Using as_completed lets us use the results in whatever order they finish, rather than in the order we queued them. Something like this:
def dostuff(i):
fre_boost = np.einsum('ij, k->ijk', boost_factor[i], freq_bins)
# ...
to_bin_emit = np.multiply(to_bin_emit, freq_bins, out=to_bin_emit)
return i, np.sum(to_bin_emit, axis=1)
with futures.ThreadPoolExecutor(max_workers=8) as x:
fs = [x.submit(dostuff, i) for i in xrange(division))
for i, row in futures.as_completed(fs):
final_emit[i] = row
Alternatively, we can make the function insert the rows directly, instead of returning them. This means we're now mutating a shared object from multiple threads. So I think we need a lock here, although I'm not positive (numpy's rules are a bit complicated, and I haven't read you code that thoroughly…). But that probably won't hurt performance significantly, and it's easy. So:
import numpy as np
import threading
# etc.
final_emit = np.zeros((division, division, freq_division))
final_emit_lock = threading.Lock()
def dostuff(i):
fre_boost = np.einsum('ij, k->ijk', boost_factor[i], freq_bins)
# ...
to_bin_emit = np.multiply(to_bin_emit, freq_bins, out=to_bin_emit)
with final_emit_lock:
final_emit[i] = np.sum(to_bin_emit, axis=1)
with futures.ThreadPoolExecutor(max_workers=8) as x:
x.map(dostuff, xrange(division))
That max_workers=8 in all of my examples should be tuned for your machine. Too many threads is bad, because they start fighting each other instead of parallelizing; too few threads is even worse, because some of your cores just sit there idle.

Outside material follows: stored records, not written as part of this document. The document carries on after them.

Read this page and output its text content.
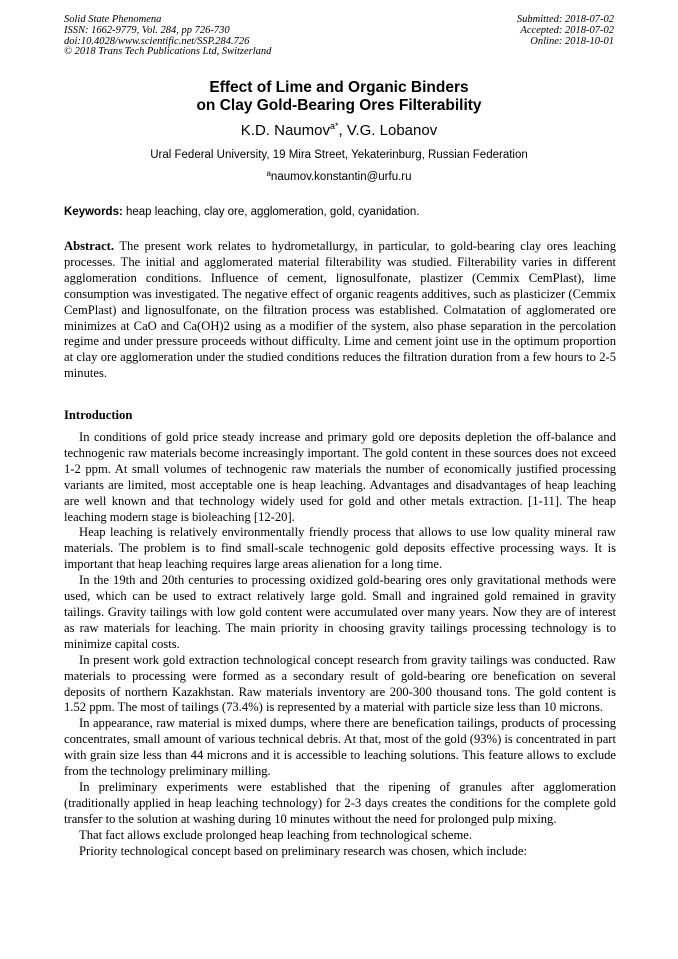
Solid State Phenomena
ISSN: 1662-9779, Vol. 284, pp 726-730
doi:10.4028/www.scientific.net/SSP.284.726
© 2018 Trans Tech Publications Ltd, Switzerland
Submitted: 2018-07-02
Accepted: 2018-07-02
Online: 2018-10-01
Effect of Lime and Organic Binders
on Clay Gold-Bearing Ores Filterability
K.D. Naumov$^{a*}$, V.G. Lobanov
Ural Federal University, 19 Mira Street, Yekaterinburg, Russian Federation
$^a$naumov.konstantin@urfu.ru
Keywords: heap leaching, clay ore, agglomeration, gold, cyanidation.
Abstract. The present work relates to hydrometallurgy, in particular, to gold-bearing clay ores leaching processes. The initial and agglomerated material filterability was studied. Filterability varies in different agglomeration conditions. Influence of cement, lignosulfonate, plastizer (Cemmix CemPlast), lime consumption was investigated. The negative effect of organic reagents additives, such as plasticizer (Cemmix CemPlast) and lignosulfonate, on the filtration process was established. Colmatation of agglomerated ore minimizes at CaO and Ca(OH)2 using as a modifier of the system, also phase separation in the percolation regime and under pressure proceeds without difficulty. Lime and cement joint use in the optimum proportion at clay ore agglomeration under the studied conditions reduces the filtration duration from a few hours to 2-5 minutes.
Introduction

In conditions of gold price steady increase and primary gold ore deposits depletion the off-balance and technogenic raw materials become increasingly important. The gold content in these sources does not exceed 1-2 ppm. At small volumes of technogenic raw materials the number of economically justified processing variants are limited, most acceptable one is heap leaching. Advantages and disadvantages of heap leaching are well known and that technology widely used for gold and other metals extraction. [1-11]. The heap leaching modern stage is bioleaching [12-20].

Heap leaching is relatively environmentally friendly process that allows to use low quality mineral raw materials. The problem is to find small-scale technogenic gold deposits effective processing ways. It is important that heap leaching requires large areas alienation for a long time.

In the 19th and 20th centuries to processing oxidized gold-bearing ores only gravitational methods were used, which can be used to extract relatively large gold. Small and ingrained gold remained in gravity tailings. Gravity tailings with low gold content were accumulated over many years. Now they are of interest as raw materials for leaching. The main priority in choosing gravity tailings processing technology is to minimize capital costs.

In present work gold extraction technological concept research from gravity tailings was conducted. Raw materials to processing were formed as a secondary result of gold-bearing ore benefication on several deposits of northern Kazakhstan. Raw materials inventory are 200-300 thousand tons. The gold content is 1.52 ppm. The most of tailings (73.4%) is represented by a material with particle size less than 10 microns.

In appearance, raw material is mixed dumps, where there are benefication tailings, products of processing concentrates, small amount of various technical debris. At that, most of the gold (93%) is concentrated in part with grain size less than 44 microns and it is accessible to leaching solutions. This feature allows to exclude from the technology preliminary milling.

In preliminary experiments were established that the ripening of granules after agglomeration (traditionally applied in heap leaching technology) for 2-3 days creates the conditions for the complete gold transfer to the solution at washing during 10 minutes without the need for prolonged pulp mixing.

That fact allows exclude prolonged heap leaching from technological scheme.

Priority technological concept based on preliminary research was chosen, which include:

If you want this to run on a variety of machines, rather than tuning it for each one, the best guess (for 2.7) is usually:
import multiprocessing
# ...
with futures.ThreadPoolExecutor(max_workers=multiprocessing.cpu_count()) as x:
But if you want to squeeze the max performance out of a specific machine, you should test different values. In particular, for a typical quad-core laptop with hyperthreading, the ideal value can be anywhere from 4 to 8, depending on the exact work you're doing, and it's easier to just try all the values than to try to predict.